Uncertain economic conditions and a shaky stock market have left investors anxious about their returns. In this regard, defensive sectors, and in particular consumer staples, might be a good option for investors to play the market safely.
After all, consumer staples securities have emerged as winners over the past couple of months given their low volatility which has made them a popular safe haven. That is because firms for consumer staples remain more or less impervious to economic cycles and play a defensive role when the macro economy is under pressure (read: 3 Consumer Staples ETFs for the Shaky Market).
The sector appears to be defensive as it includes manufacturers and distributors of food, beverages and products for personal hygiene or household cleaning that are considered essential for daily needs.
While it usually isn’t considered a growth segment, the demand for these products is on the rise in developing countries such as Brazil, India, Mexico, Russia and Southeast Asia. These emerging markets also offer ample growth opportunities in this segment.
Further, the shift of middle-class consumers to urban living is driving demand for convenient and branded packaged food. Companies in this sector continue to introduce new products and improve existing products in order to meet the changing demands of customers (read: Two Sector ETFs to Buy in 2013). Therefore, demand remains steady even during the economic slowdown due to their non-cyclical nature.
Given this trend, a look at the top ranked ETFs in the space, with a lower level of risk, could be a good idea (see more ETFs in the Zacks ETF Center). One way to find a top ranked ETF in the consumer staples space is by using the Zacks ETF Ranking system.
About the Zacks ETF Rank
A look at the top ranked consumer staples ETFs can be done by using the Zacks ETF Rank. This technique provides a recommendation for the ETF in the context of our outlook of the underlying industry, sector, style box, or asset class. Our proprietary methodology also takes into account the risk preferences of investors as well.
The aim of our models is to select the best ETFs within each risk category. We assign each ETF one of five ranks within each risk bucket. Thus, the Zacks Rank reflects the expected return of an ETF relative to other ETFs with a similar level of risk.
Using this strategy, we have found one ETF in the space that has a Zacks Rank # 1 (Strong Buy) with a ‘low risk’ tolerance level. The details are highlighted below:
Vanguard Consumer Staples ETF (VDC)
Investors seeking exposure to the U.S. consumer staple space may find VDC an intriguing choice. Launched in January 2004, this fund generated about 47% returns over the past three years.
The fund tracks the MSCI US Investable Market Consumer Staples 25/50 Index. This focuses in on direct-to-consumer product companies that are deemed nondiscretionary and thus relatively immune to the business cycle (read: The Comprehensive Guide to Consumer Staples ETFs).
The product holds a great deal of securities, over 109, although it does just an average job in spreading assets across individual securities. The fund puts around 62% of the assets in top ten holdings.

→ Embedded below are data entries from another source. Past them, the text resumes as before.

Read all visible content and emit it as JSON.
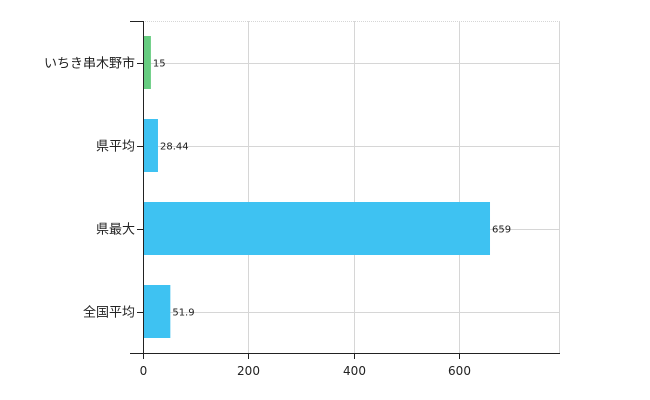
{
  "chart_data": {
    "type": "bar",
    "orientation": "horizontal",
    "categories": [
      "いちき串木野市",
      "県平均",
      "県最大",
      "全国平均"
    ],
    "values": [
      15,
      28.44,
      659,
      51.9
    ],
    "value_labels": [
      "15",
      "28.44",
      "659",
      "51.9"
    ],
    "bar_colors": [
      "#66cc80",
      "#3ec2f2",
      "#3ec2f2",
      "#3ec2f2"
    ],
    "xlim": [
      0,
      790
    ],
    "x_ticks": [
      0,
      200,
      400,
      600
    ],
    "x_tick_labels": [
      "0",
      "200",
      "400",
      "600"
    ],
    "grid": true,
    "title": "",
    "xlabel": "",
    "ylabel": ""
  }
}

Procter & Gamble (PG), Coca-Cola (KO) and Philip Morris International (PM) comprise nearly 30% of the combined share in the basket.
While the product is tilted towards large caps with about 83% of the exposure, mid and small caps make up the remaining portion of VDC. As a result, the fund tends to be less volatile than many other products in the space.

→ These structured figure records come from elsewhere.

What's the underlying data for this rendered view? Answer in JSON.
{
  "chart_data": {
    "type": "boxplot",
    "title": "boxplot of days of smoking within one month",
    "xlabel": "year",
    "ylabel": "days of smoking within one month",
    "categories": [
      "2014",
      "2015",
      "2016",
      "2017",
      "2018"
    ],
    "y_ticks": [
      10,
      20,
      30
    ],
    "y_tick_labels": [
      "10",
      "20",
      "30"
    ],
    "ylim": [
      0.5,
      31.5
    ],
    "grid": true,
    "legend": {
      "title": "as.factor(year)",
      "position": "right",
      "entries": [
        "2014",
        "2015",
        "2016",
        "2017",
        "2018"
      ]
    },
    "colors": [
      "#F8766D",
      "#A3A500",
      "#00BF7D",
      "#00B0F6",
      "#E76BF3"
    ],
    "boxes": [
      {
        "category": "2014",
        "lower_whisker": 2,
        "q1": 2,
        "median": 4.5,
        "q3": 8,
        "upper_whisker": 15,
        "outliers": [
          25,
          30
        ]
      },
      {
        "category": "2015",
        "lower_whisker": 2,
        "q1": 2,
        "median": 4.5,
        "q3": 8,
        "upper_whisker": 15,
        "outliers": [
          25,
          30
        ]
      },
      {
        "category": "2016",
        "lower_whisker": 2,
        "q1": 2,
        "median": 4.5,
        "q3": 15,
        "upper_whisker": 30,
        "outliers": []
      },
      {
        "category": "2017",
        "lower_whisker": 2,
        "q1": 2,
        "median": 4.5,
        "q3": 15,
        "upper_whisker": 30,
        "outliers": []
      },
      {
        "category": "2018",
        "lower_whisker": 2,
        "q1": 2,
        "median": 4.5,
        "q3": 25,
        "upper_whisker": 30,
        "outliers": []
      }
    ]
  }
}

Among the different industries, household products and beverages take the top two spots in the basket with 37% of investment. The product has so far managed assets of $1.2 billion and half of the basket contains blend securities with a lower portfolio turnover.

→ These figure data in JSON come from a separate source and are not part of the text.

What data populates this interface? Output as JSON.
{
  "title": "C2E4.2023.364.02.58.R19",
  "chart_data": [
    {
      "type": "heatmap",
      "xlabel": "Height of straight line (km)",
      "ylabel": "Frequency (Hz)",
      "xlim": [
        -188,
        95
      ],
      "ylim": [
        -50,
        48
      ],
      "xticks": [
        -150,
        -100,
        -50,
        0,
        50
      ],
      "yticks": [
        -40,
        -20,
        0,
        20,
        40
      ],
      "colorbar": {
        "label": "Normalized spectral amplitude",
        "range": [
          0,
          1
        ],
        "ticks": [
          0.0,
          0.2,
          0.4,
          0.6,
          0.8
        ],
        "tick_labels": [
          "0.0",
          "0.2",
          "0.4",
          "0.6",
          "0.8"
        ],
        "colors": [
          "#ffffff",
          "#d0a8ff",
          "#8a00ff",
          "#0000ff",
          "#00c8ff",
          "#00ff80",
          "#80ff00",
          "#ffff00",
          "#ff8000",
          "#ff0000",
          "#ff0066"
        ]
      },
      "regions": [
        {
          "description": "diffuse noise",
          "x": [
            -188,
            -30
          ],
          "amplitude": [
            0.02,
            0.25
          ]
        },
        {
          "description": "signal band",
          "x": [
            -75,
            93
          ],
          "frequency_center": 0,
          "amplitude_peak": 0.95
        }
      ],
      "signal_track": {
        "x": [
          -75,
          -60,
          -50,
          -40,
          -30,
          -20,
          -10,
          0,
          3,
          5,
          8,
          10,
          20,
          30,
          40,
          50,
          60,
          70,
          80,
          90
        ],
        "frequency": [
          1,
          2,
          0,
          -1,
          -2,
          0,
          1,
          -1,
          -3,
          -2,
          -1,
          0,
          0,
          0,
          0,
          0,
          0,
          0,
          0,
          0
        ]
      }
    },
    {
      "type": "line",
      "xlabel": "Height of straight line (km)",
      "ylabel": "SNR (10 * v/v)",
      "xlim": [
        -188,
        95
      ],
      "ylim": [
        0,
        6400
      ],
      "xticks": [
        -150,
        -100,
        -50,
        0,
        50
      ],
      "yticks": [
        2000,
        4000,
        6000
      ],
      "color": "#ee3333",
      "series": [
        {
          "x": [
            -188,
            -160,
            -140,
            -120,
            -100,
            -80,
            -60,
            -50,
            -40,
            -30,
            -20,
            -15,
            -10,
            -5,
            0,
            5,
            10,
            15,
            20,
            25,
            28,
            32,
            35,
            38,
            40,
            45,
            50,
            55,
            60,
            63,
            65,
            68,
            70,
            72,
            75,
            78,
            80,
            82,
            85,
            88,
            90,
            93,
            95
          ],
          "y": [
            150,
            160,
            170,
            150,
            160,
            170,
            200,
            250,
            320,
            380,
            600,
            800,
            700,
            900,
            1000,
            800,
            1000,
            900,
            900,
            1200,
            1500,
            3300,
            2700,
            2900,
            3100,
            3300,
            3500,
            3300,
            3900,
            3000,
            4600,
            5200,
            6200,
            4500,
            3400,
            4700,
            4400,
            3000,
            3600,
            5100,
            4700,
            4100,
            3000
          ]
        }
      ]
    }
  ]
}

Though volume is light with just over 75,000 shares moving hands on a regular basis, this ETF has the lowest expense ratio of 0.14% making it a cheap choice in the space.
Not only has VDC delivered impressive returns of about 11.0% last year, it has also shown a strong run-up in its prices this year, gaining nearly 2% so far in 2013. Further, the ETF yields a decent dividend of 2.85% annually, suggesting it could be a solid all-around choice for a variety of investors in this market environment.